Frodo coughed and said, "Do what you must, then--I might as well get my money's worth." He held onto the seat to keep himself from bolting.
She laughed. "You are strong!" she said, and wafted more smoke onto him. "Most of my dragon-sickness patients need tied down."
He did not remember much that happened after that. He went into a sort of trance, but where or how it began he could not say. He thought that he wandered far from home, and could not find his way. He saw nothing, heard nothing, he even wondered how he wandered, for he felt no feet and touched no land. But then he did hear something, faintly at first. A voice kept calling him, calling, calling--he could not tell from which direction. There seemed to be no directions. Yet little by little he found that he could orient himself upon the voice.
He saw something--finally! Up ahead. He saw a person trapped in a yellow cage, pacing, fretting, feverish...starving. The prisoner had no food. Pity moved Frodo, till he came closer and felt a spiritual sense of utter cold--a wight! He remembered that chill too well--it had to be a barrow wight! In loathing and horror he began to back away. But then he heard the prisoner muttering, "...and then my sister Goldilocks what a splendid name Goldilocks but musn't think of that think rather of the time she fetched me the first ripe peaches with her face all flushed from running..."
"He loves!" Frodo cried, outraged. "He does not deserve imprisonment!" In a fury he rushed forward again, he grasped the yellow bars and found the metal soft. With all the strength in him he bent the bars back, back, his heart bursting, his breath heaving, aware for the first time that he had heart and breath. At last he widened the gap enough to pull the prisoner free. He embraced Frodo Gardner and absorbed himself back into himself straight through the lens and into his heart.

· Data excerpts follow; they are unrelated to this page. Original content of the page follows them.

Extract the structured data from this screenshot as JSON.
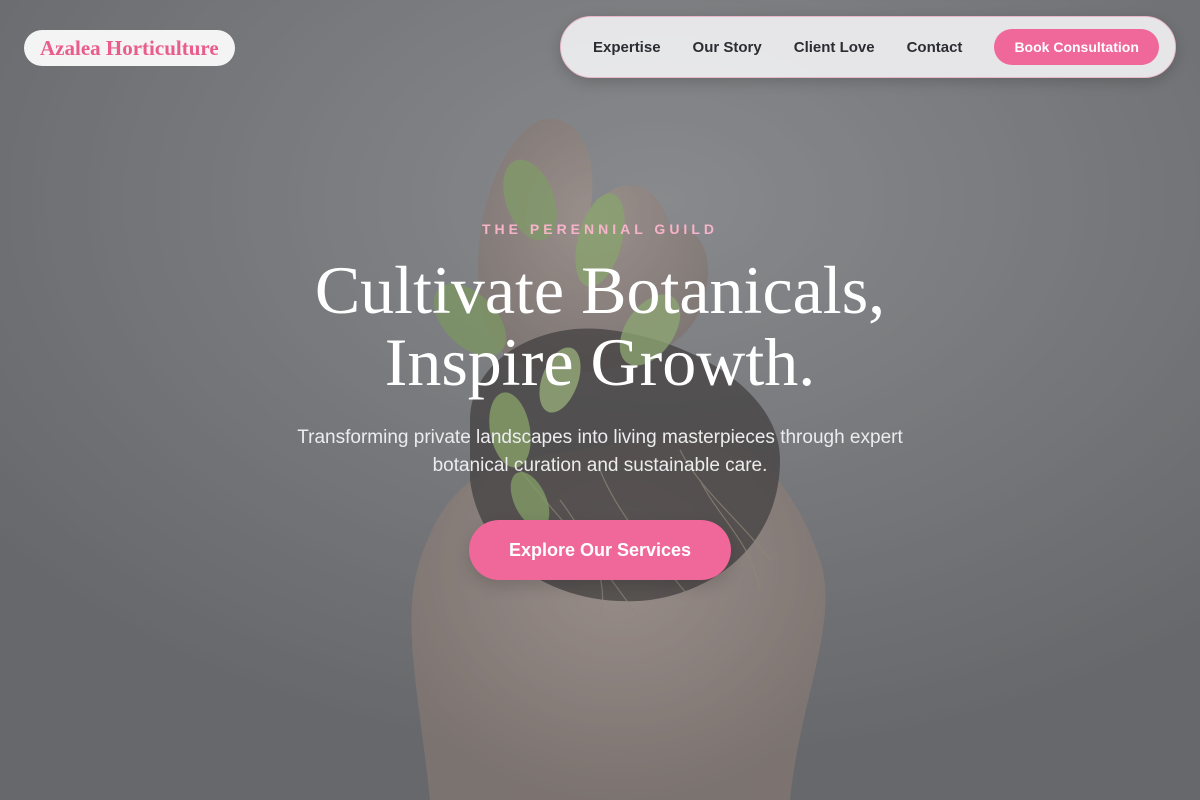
{
  "brand": {
    "name": "Azalea Horticulture",
    "accent_color": "#f0679a"
  },
  "nav": {
    "links": [
      {
        "label": "Expertise"
      },
      {
        "label": "Our Story"
      },
      {
        "label": "Client Love"
      },
      {
        "label": "Contact"
      }
    ],
    "cta_label": "Book Consultation"
  },
  "hero": {
    "eyebrow": "THE PERENNIAL GUILD",
    "headline_line1": "Cultivate Botanicals,",
    "headline_line2": "Inspire Growth.",
    "subtext": "Transforming private landscapes into living masterpieces through expert botanical curation and sustainable care.",
    "cta_label": "Explore Our Services",
    "background_image": "hand-holding-seedling-photo"
  }
}
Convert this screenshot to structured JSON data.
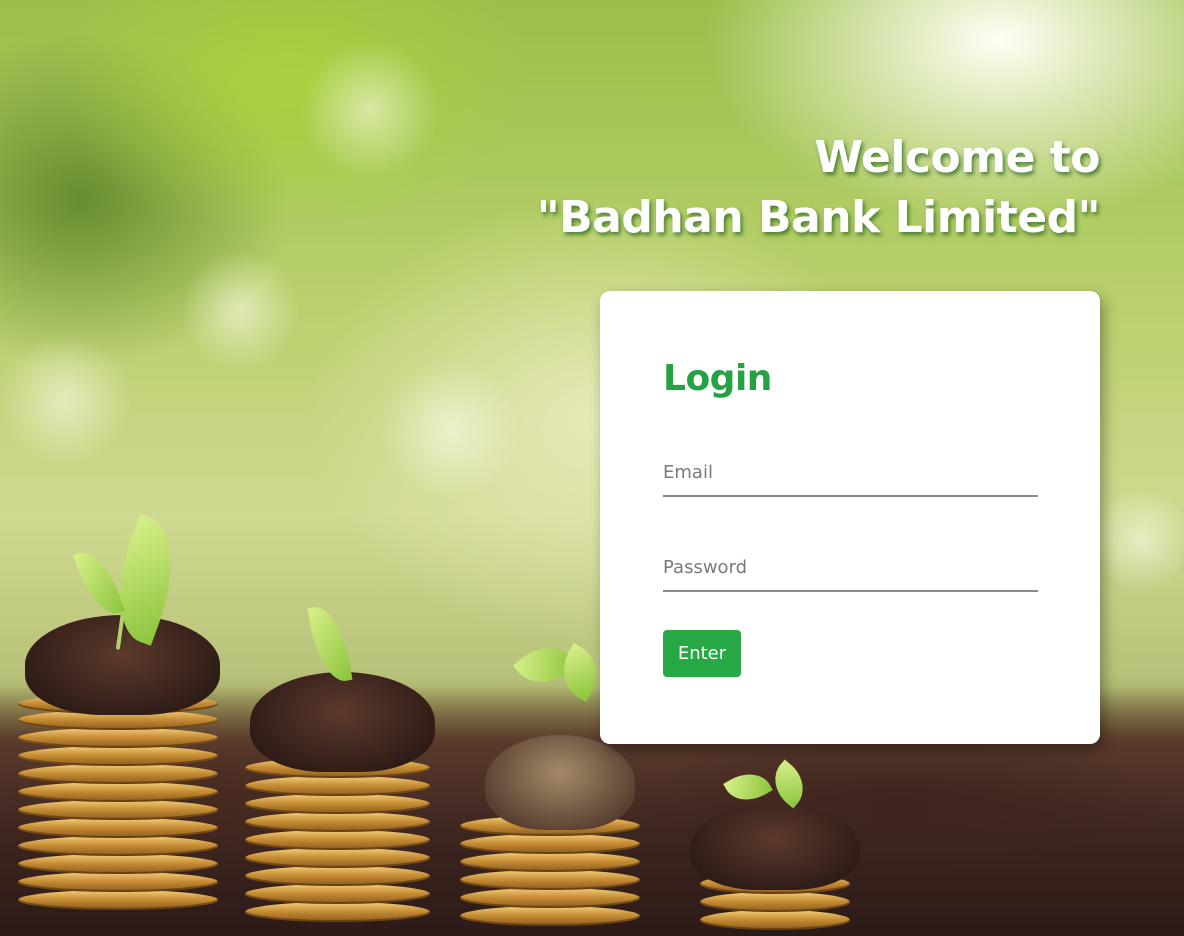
{
  "welcome": {
    "line1": "Welcome to",
    "line2": "\"Badhan Bank Limited\""
  },
  "login_card": {
    "title": "Login",
    "email_placeholder": "Email",
    "email_value": "",
    "password_placeholder": "Password",
    "password_value": "",
    "enter_button_label": "Enter"
  },
  "colors": {
    "accent_green": "#28a745",
    "title_green": "#25a244"
  }
}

"I did not know that I had any capacity for greed at all," he found himself whispering, now one, now whole. "No matter. I can love that part, too. I shall be greedy for accomplishments. Every harvest, every well-filled belly in Nurn, shall be my gold."

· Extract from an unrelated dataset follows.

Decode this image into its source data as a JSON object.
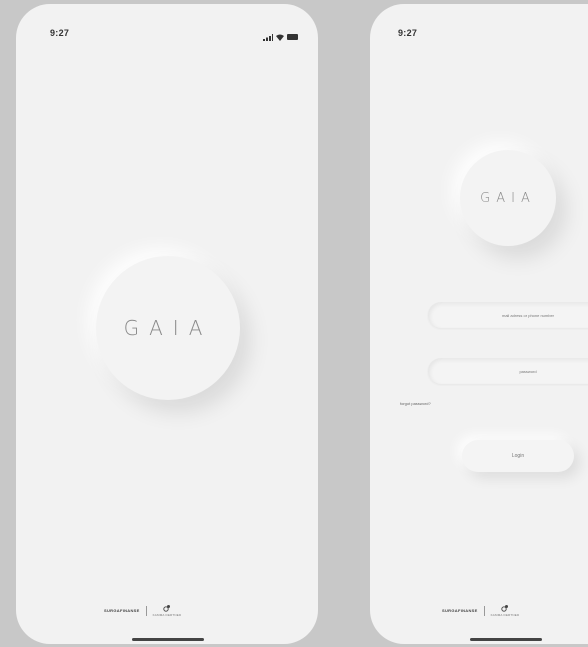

Frodo woke upon a rough rope cot, to a wet cloth daubing at his eyes with some sort of solution, soothing and cool, that trickled in between his lids to dissolve the film within. The female voice said, "You gave me quite a turn, there--for a moment I thought I wouldn't make it back, myself. I see that your troubles began long before the dragon crossed your path." He tried to open his eyes, but the lashes stuck together. She bathed his eyes some more, pouring liquid upon them, catching it with the cloth again. "I am not the King, I fear--I could not free you altogether, though I have driven away the dragon-taint. Yet I think you will find your lot somewhat easier for a time. Your enemy has sustained several great blows in a row, I could tell that much, and mine was not the least. He has pulled away for awhile to lick his wounds." He heard the price of her labors in her voice when she said, "And what an enemy you have, poor waif! I have fought him in this room before--yet I smell no trace of poppy-gum upon you. You must tell me later, when you are stronger, how you ran afoul of the Fallen One."
From an overworn throat Frodo croaked, "That I will. And thank you! I see no possible way that I could repay what you have done for me."
The beautiful voice chuckled. "My fees are far more modest than your delusions made them, Frodo Gardner. But your attitude encourages me."
The cloth withdrew, and Frodo found that this time he could open his eyes. Faster than the healer expected, in fact, as hobbits are wont to heal. She had not yet pulled down her hood before he saw the face--or what stood in a face's stead. Venom had melted it like Lord Lossarnach's, only worse; she had lost both eyes, nothing remained of her nose but nostrils, and her mouth had become an almost lipless slash. Long white hair framed it, yet the hands upon the hood looked young--her hair had turned white not from age, but from horror. Frodo remembered Bergil's nightmares, and suddenly he understood.
"Fees cannot suffice to thank you," he rasped, "Elenaril."